Na manhã seguinte (do dia 2) estava ensaiando para acordar, quando peguei no sono de novo… então do lado de fora da barraca um homem muito parecido com meu pai estava olhando a barraca muito curiosamente, do lado de fora. Ele estava dando a volta em torno do acampamento, tentando compreender quem era esse maluco acampado sozinho lá. Me esforcei para ver se aquele homem era meu pai mesmo, me esforcei muito para olhar para o rosto dele… e este esforço se reverteu num susto que me fez acordar. Acordei olhando exatamente para o mesmo ângulo, cores e texturas da barraca do meu sonho, só que sem o homem lá. Lembro-me do “ah” de susto ao acordar. E de ter falado “caralho, como isso foi real”. Era como se apenas aquele homem tivesse desaparecido. Nunca tive algo tão surreal. Depois do susto me senti tão são quanto nunca senti… tive uma visão sozinho no meio do mato, sozinho por 4 dias e mantive a calma. Sou um sujeito muuuuito estável mesmo.

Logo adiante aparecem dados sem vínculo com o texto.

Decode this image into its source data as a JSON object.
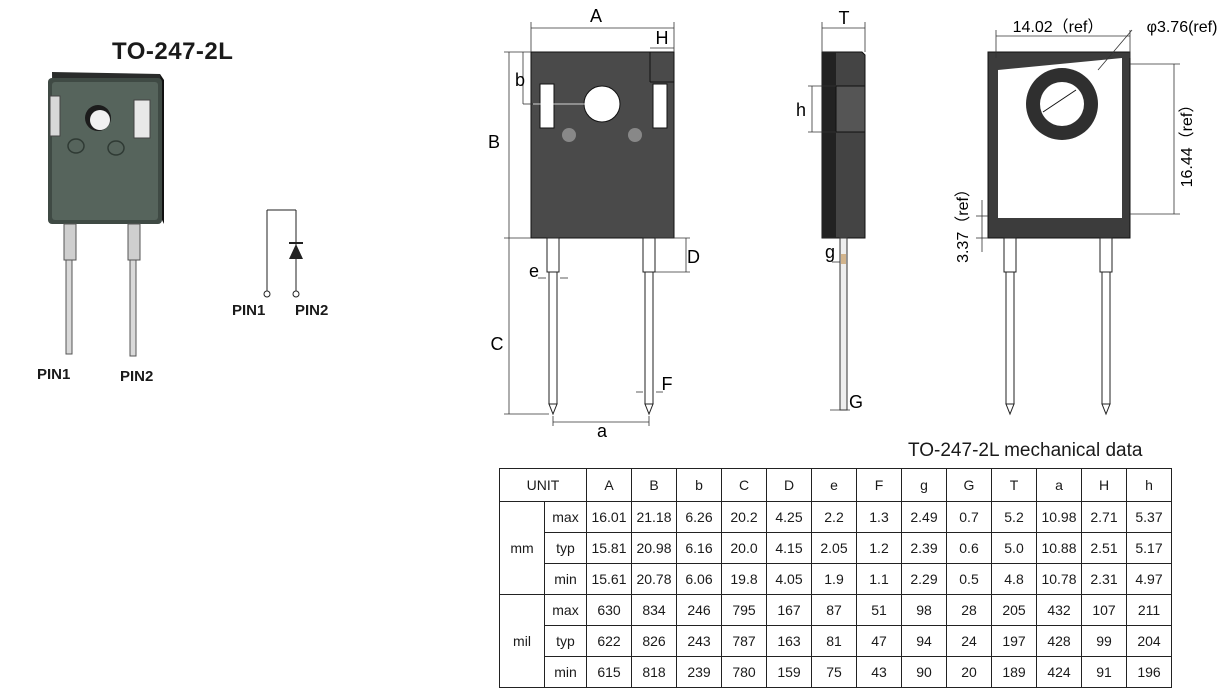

Como minhas pizzas, tomo meu suco de manga, lavo louça, guardo a roupa seca, armo a mochila. Esse ritual deve levar umas 3 horas, todo dia. Sozinho é tudo mais dificil: mais equipamento, mais peso a carregar, mais tarefas a executar sozinho, mais atenção a ser dada a cada mínimo detalhe: quando você está sozinho não há muita margem para erro. A descida pelo rio até Cubatão é uma velha conhecida, mas desta vez com bastante tempo para aproveitar cada laguinho no meio do caminho: caminhar um pouco, mergulhar, que vida. Sou uma pessoa de muita, muita sorte mesmo. Poder viver para fazer isso. Lembrei-me da minha mãe me criticando por sofrer tanto, fazer tantas cicatrizes me enfiando no meio do mato com peso às costas e muitas vezes debaixo de chuva. Só estando lá no meio para poder compreender que o sofrimento (depois do devido treinamento) é ínfimo perto da grandiosidade de espírito a que se chega ali.

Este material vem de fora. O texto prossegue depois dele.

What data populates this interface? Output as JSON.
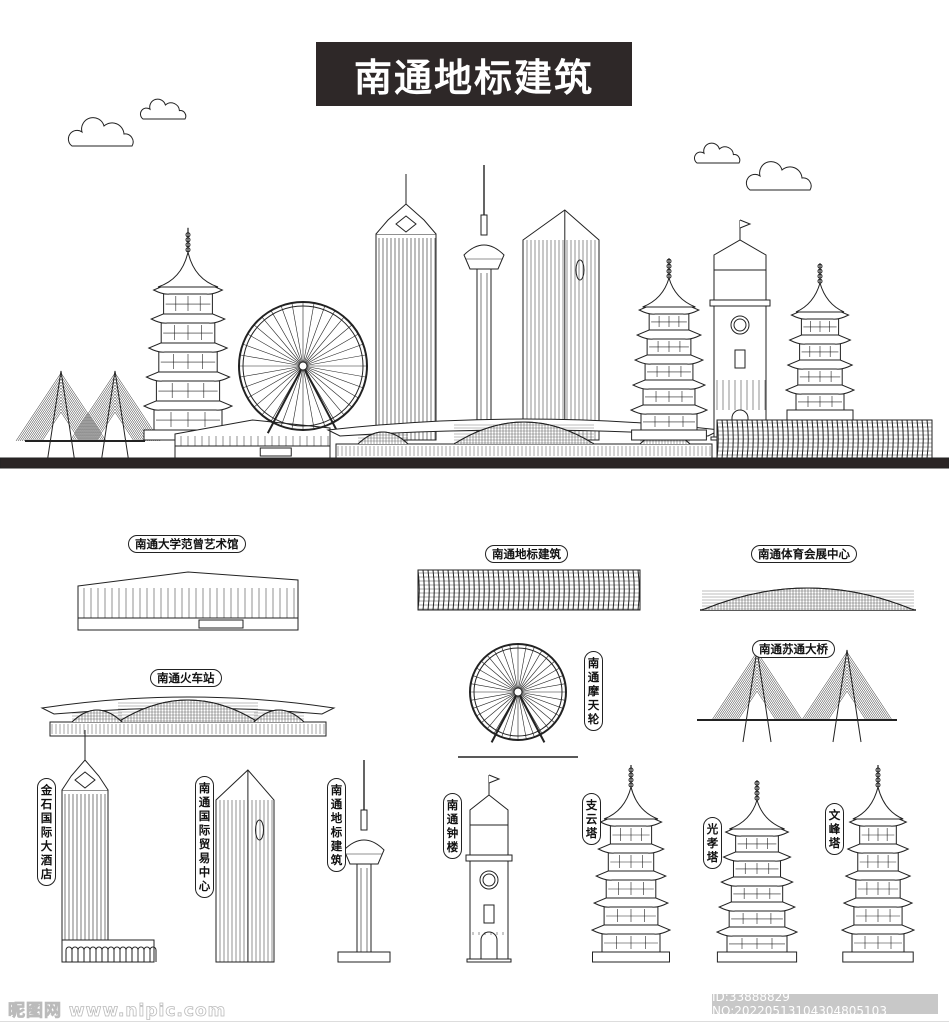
{
  "title": "南通地标建筑",
  "labels": {
    "art_museum": "南通大学范曾艺术馆",
    "landmark": "南通地标建筑",
    "expo_center": "南通体育会展中心",
    "sutong_bridge": "南通苏通大桥",
    "railway_station": "南通火车站",
    "ferris_wheel": "南通摩天轮",
    "jinshi_hotel": "金石国际大酒店",
    "trade_center": "南通国际贸易中心",
    "tv_tower": "南通地标建筑",
    "clock_tower": "南通钟楼",
    "zhiyun_pagoda": "支云塔",
    "guangxiao_pagoda": "光孝塔",
    "wenfeng_pagoda": "文峰塔"
  },
  "watermark": {
    "site": "昵图网 www.nipic.com",
    "id": "ID:33888829 NO:20220513104304805103"
  },
  "colors": {
    "ink": "#222222",
    "title_bg": "#2e2828",
    "ground": "#2a2525"
  }
}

Chegando em Cubatão já até conheço a saída que leva à casa do seu João, um senhor que vive sozinho numa simples cabana ao pé da Serra. O conheci na última vez que desci o rio, fazendo um treinamento de sobrevivência, cujo vídeo está para ser editado e postado no YouTube há um tempão (mas isso é outra história). Tomei o delicioso café feito na lenha e bati um bom papo com seu João. Aprendi novas coisas sobre aquele lugar e rumei para o pátio de chegada das composições que passaram tantas vezes por mim em tantos acampamentos.
Tenho que me beliscar continuamente, pensando “eu estou aqui”, quando eu sinto que sou o personagem de algum comercial de TV que mostra coisas que você nunca vai fazer, mas representam sonhos que todo mundo tem, como… pegar carona num trem de carga. Quem nunca quis uma vez na vida se aventurar assim? Pois eu havia feito. Estava a bordo de uma locomotiva de volta a Paranapiacaba.

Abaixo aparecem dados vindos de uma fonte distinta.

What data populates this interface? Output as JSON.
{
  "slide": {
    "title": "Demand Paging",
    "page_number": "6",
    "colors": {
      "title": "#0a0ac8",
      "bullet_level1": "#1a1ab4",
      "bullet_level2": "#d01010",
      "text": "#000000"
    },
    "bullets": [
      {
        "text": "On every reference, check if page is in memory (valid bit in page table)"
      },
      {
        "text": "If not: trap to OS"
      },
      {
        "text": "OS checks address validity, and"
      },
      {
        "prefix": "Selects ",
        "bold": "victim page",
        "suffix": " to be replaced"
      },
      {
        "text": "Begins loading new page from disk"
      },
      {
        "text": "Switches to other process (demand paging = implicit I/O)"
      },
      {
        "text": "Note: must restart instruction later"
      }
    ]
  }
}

Pude curtir e fotografar muito o caminho de volta, a bordo do meu querido leviatã de ferro. Passei sobre meu acampamento do revéillon, e que completude poder ter a vista que eu tanto fantasiei lá de baixo como seria.
Ao chegar, desci disfarçadamente da locomotiva e voltei à vila. Aproveitei para fazer algumas fotos, tomar uma Coca-cola (ah, que prazer incrível) e comer algo que não tivesse sido feito por mim. Eu estava sujo, machucado, fedorento mas inteiramente rejuvenescido.